Bayer’s conclusions, however, proved to be in error, although it took the passage of a generation before society felt the deeper effects of APA decision to remove homosexuality from the DSM. After the 1973 APA decision denied religious, political, military, and educational institutions a medical rationalization for discrimination, the debates surrounding homosexuality shifted from the medical and scientific arenas to the social, political and moral forums where they properly belonged. Consequently, by the mid 1990s, American policy makers at the highest levels of national and state government were engaged in heated debates regarding marriage equality and the rights of gay people to serve in the military. It is entirely possible that removing GID from the DSM would do the same for transgender rights. One should not underestimate the stigma-reducing effect if being trans is no longer considered a psychiatric disorder.
Yet as a practical matter in the here and now, and as
Meyer-Bahlburg (in press) details in a related review, removal could have other consequences, specifically the loss of medical and legal justifications for medical treatments facilitating transition for anatomically dysphoric trans individuals.
Last, but not least, this review has not taken up the issues surrounding the treatment and place of GIDC in the DSM. While there is a growing acceptance of treating adults who present for transition, the meaning and approach to gender variance in children and adolescents is more controversial. It is beyond the scope of this paper to review those issues (See
Bartlett, Vasey & Bukowski, 2000;
Corbett 1996,
1998;
Ehrbar et al, 2008;
Hill et al, 2007;
Isay, 1997;
Kennedy, 2008;
Korte et al, 2008;
Menvielle, Tuerk & Perrin, 2005;
Möller et al, 2009;
Richardson, 1999;
Wallien & Cohen-Kettenis, 2008;
Zucker, 2008a,
2008b,
in press) but it is worth highlighting some of them.

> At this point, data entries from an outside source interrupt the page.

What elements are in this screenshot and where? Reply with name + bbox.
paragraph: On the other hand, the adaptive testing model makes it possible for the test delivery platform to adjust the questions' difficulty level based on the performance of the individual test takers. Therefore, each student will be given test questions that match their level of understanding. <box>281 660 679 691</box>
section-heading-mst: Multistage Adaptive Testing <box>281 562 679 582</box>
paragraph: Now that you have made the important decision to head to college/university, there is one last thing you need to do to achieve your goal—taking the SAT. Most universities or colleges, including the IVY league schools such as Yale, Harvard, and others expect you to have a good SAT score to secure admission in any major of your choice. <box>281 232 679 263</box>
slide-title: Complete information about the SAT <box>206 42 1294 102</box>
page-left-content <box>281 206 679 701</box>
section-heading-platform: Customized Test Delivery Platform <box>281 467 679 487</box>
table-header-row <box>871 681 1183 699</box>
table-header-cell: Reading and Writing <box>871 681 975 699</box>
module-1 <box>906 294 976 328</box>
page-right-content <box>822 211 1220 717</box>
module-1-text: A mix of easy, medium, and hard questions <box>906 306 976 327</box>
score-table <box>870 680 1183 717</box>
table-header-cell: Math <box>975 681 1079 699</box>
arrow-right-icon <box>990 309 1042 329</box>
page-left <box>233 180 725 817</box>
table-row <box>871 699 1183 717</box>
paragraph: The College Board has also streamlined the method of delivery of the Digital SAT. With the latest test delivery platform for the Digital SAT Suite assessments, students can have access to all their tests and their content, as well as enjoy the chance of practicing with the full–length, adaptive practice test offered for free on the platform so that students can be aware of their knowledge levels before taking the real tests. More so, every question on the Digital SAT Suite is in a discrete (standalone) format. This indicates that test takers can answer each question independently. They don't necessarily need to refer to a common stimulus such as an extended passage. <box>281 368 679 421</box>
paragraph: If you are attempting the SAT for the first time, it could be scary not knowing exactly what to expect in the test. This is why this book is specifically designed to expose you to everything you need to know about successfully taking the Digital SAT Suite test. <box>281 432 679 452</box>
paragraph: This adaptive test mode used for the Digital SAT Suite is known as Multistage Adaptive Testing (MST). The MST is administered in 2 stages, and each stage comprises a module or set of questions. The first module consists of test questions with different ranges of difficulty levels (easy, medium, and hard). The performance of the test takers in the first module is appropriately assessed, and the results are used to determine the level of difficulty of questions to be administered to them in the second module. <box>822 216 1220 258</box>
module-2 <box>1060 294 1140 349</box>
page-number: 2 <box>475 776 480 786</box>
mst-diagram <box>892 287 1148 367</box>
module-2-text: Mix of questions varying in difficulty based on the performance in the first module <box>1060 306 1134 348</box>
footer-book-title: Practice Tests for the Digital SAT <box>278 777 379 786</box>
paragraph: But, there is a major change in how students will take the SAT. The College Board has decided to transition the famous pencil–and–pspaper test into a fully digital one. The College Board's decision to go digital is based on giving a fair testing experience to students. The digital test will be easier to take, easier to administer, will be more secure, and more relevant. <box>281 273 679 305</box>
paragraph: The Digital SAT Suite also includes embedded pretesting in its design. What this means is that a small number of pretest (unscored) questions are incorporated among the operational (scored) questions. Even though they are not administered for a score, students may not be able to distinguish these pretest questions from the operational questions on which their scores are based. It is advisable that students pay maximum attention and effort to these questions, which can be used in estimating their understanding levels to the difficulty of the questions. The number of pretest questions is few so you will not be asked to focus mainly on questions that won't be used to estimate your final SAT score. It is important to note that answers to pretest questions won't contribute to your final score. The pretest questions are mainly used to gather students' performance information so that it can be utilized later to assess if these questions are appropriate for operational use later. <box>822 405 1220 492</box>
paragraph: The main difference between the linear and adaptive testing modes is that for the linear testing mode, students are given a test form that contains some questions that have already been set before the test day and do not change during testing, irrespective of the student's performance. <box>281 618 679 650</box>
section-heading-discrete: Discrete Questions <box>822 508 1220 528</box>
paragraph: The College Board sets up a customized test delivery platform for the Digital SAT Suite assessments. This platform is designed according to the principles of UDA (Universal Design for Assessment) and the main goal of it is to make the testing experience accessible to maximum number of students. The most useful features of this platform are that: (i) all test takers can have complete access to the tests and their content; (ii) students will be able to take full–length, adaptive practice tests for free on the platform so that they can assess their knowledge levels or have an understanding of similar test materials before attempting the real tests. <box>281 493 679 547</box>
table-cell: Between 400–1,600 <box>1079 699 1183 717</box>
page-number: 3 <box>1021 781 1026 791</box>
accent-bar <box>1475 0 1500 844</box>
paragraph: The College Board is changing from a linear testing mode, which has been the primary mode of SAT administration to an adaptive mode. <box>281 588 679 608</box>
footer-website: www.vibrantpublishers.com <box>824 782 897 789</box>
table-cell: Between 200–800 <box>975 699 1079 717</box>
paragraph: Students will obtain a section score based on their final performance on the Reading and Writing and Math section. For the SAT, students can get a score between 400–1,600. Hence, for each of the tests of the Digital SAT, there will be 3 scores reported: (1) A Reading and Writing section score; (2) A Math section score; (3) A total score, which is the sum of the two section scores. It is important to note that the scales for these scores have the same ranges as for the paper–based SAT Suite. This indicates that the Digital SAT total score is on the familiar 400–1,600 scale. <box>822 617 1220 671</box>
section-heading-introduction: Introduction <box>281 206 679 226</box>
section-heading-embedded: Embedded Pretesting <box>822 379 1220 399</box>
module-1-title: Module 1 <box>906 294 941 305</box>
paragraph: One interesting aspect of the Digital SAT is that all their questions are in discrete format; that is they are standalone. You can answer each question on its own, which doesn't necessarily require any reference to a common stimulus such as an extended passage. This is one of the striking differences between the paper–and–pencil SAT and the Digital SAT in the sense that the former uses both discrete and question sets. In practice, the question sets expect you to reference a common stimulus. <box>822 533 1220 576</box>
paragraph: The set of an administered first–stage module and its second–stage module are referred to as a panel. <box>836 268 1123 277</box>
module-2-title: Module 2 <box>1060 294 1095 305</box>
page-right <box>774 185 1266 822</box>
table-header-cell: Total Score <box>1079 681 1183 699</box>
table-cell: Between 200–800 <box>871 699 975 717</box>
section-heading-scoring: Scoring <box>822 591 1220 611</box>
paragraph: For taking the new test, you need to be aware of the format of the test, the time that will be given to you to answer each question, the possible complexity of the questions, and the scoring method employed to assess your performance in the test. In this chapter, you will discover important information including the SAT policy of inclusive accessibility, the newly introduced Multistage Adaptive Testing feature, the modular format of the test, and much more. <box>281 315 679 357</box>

Are all presentations of gender variance in children non-pathological? Is the psychological distress associated with gender dysphoria in children the result of internal processes or unaccepting social responses? Is it possible to clinically distinguish a pathological GIDC from normative gender atypical behavior of children who may or may not grow up to be gay or transgender? Given that most casesof childhood gender dysphoria do not persist into adulthood, are there subtypes of GIDC? If so, can they be distinguished from each other? Does empirical research support the claim that clinical interventions with gender variant children can prevent persistence of gender dysphoria into adolescence and adulthood? If so, is it advisable or ethical to treat children in order prevent adult transsexualism? To whom does it matter if a child grows up either gay or transgender? Does the current state of empirical research support treating prepubescent children with hormone blockers to prevent the onset of puberty and the facilitation of transition in later life? What of the gender variant child whose social environment both accepts and encourages an early transition but may be unaware that the child, unwilling to disappoint, has had a change of heart (Peggy Cohen-Kettenis, personal communication)? Who should be designated as the best advocates for gender variant children? Parents? Teachers? Government agencies? Mental health professionals? Adult transgender activists? Queer theorists? These and many other questions not easily answered and all will require further study as well as thoughtful analysis and discussion.